Add an `ffi_call` function with a similar signature to `pure_callback`
Currently, JAX users who want to use XLA custom calls must interact with private APIs (e.g. core.Primitive) and MLIR. This doesn’t provide a great developer experience, and it would be useful to provide some sort of public API. This has been previously discussed in several different contexts (including #12632), and this PR builds on ideas from this previous work to present a simple API that covers some core use cases.
There are more advanced use cases which would require finer-grained customization, and these would continue to rely on the private API. But, there do appear to be examples of use cases that would be satisfied by this simpler interface.
Example
The general idea is to provide a function called (something like) jax.extend.ffi.ffi_call with a signature that is similar to jax.pure_callback, that lowers to a custom call. For example, the existing implementation of lu_pivots_to_permutation on GPU (the only FFI custom call currently in jaxlib), could (to first approximation) be written as:
def ffi_call_lu_pivots_to_permutation(pivots, permutation_size):
return jex.ffi.ffi_call(
"cu_lu_pivots_to_permutation",
# Output types are specified without reference to MLIR
jax.ShapeDtypeStruct(
shape=dims[:-1] + (permutation_size,),
dtype=pivots.dtype,
),
# Input arguments
pivots,
# Keyword arguments are passed to the FFI custom call as attributes
permutation_size=np.int32(permutation_size), # Note: np not jnp
)
from jax.lib import xla_client
xla_client.register_custom_call_target(
"cu_lu_pivots_to_permutation", ..., platform="CUDA", api_version=1)

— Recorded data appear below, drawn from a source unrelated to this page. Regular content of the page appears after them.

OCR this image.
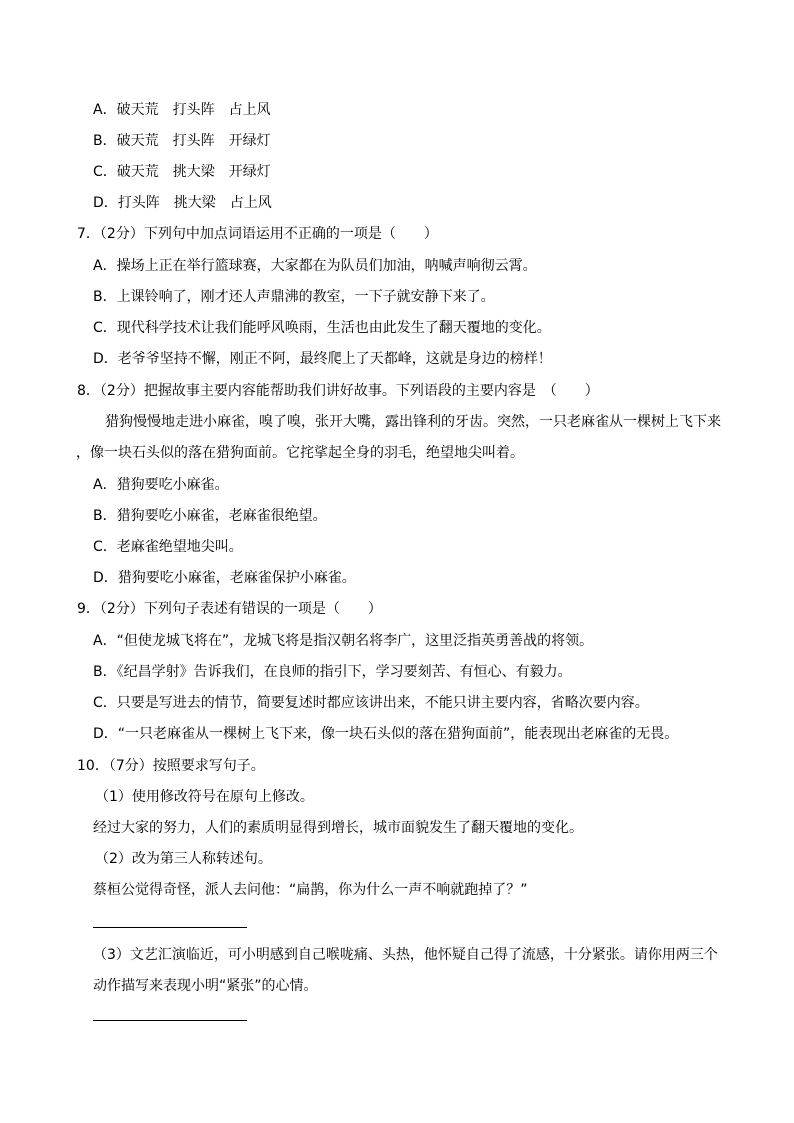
A．破天荒　打头阵　占上风
B．破天荒　打头阵　开绿灯
C．破天荒　挑大梁　开绿灯
D．打头阵　挑大梁　占上风
7．（2分）下列句中加点词语运用不正确的一项是（　　）
A．操场上正在举行篮球赛，大家都在为队员们加油，呐喊声响彻云霄。
B．上课铃响了，刚才还人声鼎沸的教室，一下子就安静下来了。
C．现代科学技术让我们能呼风唤雨，生活也由此发生了翻天覆地的变化。
D．老爷爷坚持不懈，刚正不阿，最终爬上了天都峰，这就是身边的榜样！
8．（2分）把握故事主要内容能帮助我们讲好故事。下列语段的主要内容是　（　　）
猎狗慢慢地走进小麻雀，嗅了嗅，张开大嘴，露出锋利的牙齿。突然，一只老麻雀从一棵树上飞下来
，像一块石头似的落在猎狗面前。它挓挲起全身的羽毛，绝望地尖叫着。
A．猎狗要吃小麻雀。
B．猎狗要吃小麻雀，老麻雀很绝望。
C．老麻雀绝望地尖叫。
D．猎狗要吃小麻雀，老麻雀保护小麻雀。
9．（2分）下列句子表述有错误的一项是（　　）
A．“但使龙城飞将在”，龙城飞将是指汉朝名将李广，这里泛指英勇善战的将领。
B．《纪昌学射》告诉我们，在良师的指引下，学习要刻苦、有恒心、有毅力。
C．只要是写进去的情节，简要复述时都应该讲出来，不能只讲主要内容，省略次要内容。
D．“一只老麻雀从一棵树上飞下来，像一块石头似的落在猎狗面前”，能表现出老麻雀的无畏。
10．（7分）按照要求写句子。
（1）使用修改符号在原句上修改。
经过大家的努力，人们的素质明显得到增长，城市面貌发生了翻天覆地的变化。
（2）改为第三人称转述句。
蔡桓公觉得奇怪，派人去问他：“扁鹊，你为什么一声不响就跑掉了？”
（3）文艺汇演临近，可小明感到自己喉咙痛、头热，他怀疑自己得了流感，十分紧张。请你用两三个
动作描写来表现小明“紧张”的心情。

Platform-dependent behavior should be handled in user code with the help of lax.platform_dependent. (Currently this doesn't work, but @gnecula is looking into it.) Like jax.pure_callback, this could be combined with custom_jvp or custom_vjp to support autodiff. vmap is discussed below.
Batching
This proof-of-concept implementation includes a vectorized parameter which has the same behavior as the vectorized parameter to jax.pure_callback (in fact it uses exactly the same batching rule). The tl;dr is that when vectorized is False, the base custom call is executed in a while loop, but when vectorized is True, the vmapped primitive calls the same custom call with an extra batch dimension on the left. This behavior could potentially work with the FFI interface since the input buffers include dimension metadata, but it’s a restrictive interface. Is there a better approach (don’t say custom_vmap! Or do...)?
Alternatives
If we’re not totally wedded to aligning with the jax.pure_callback interface, it’s possible that a "builder" interface would be more future proof. For example, the syntax for the demo from above would be something like:
do_call = jex.ffi.make_ffi_call("cu_lu_pivots_to_permutation")
do_call(
jax.ShapeDtypeStruct(
shape=dims[:-1] + (permutation_size,),
dtype=pivots.dtype,
),
pivots,
batch_size=np.int64(batch_size),
pivot_size=np.int32(pivot_size),
permutation_size=np.int32(permutation_size),
)
This has the potential benefit that do_call could include metadata like a reference to the underlying core.Primitive so that users could use that for further customization.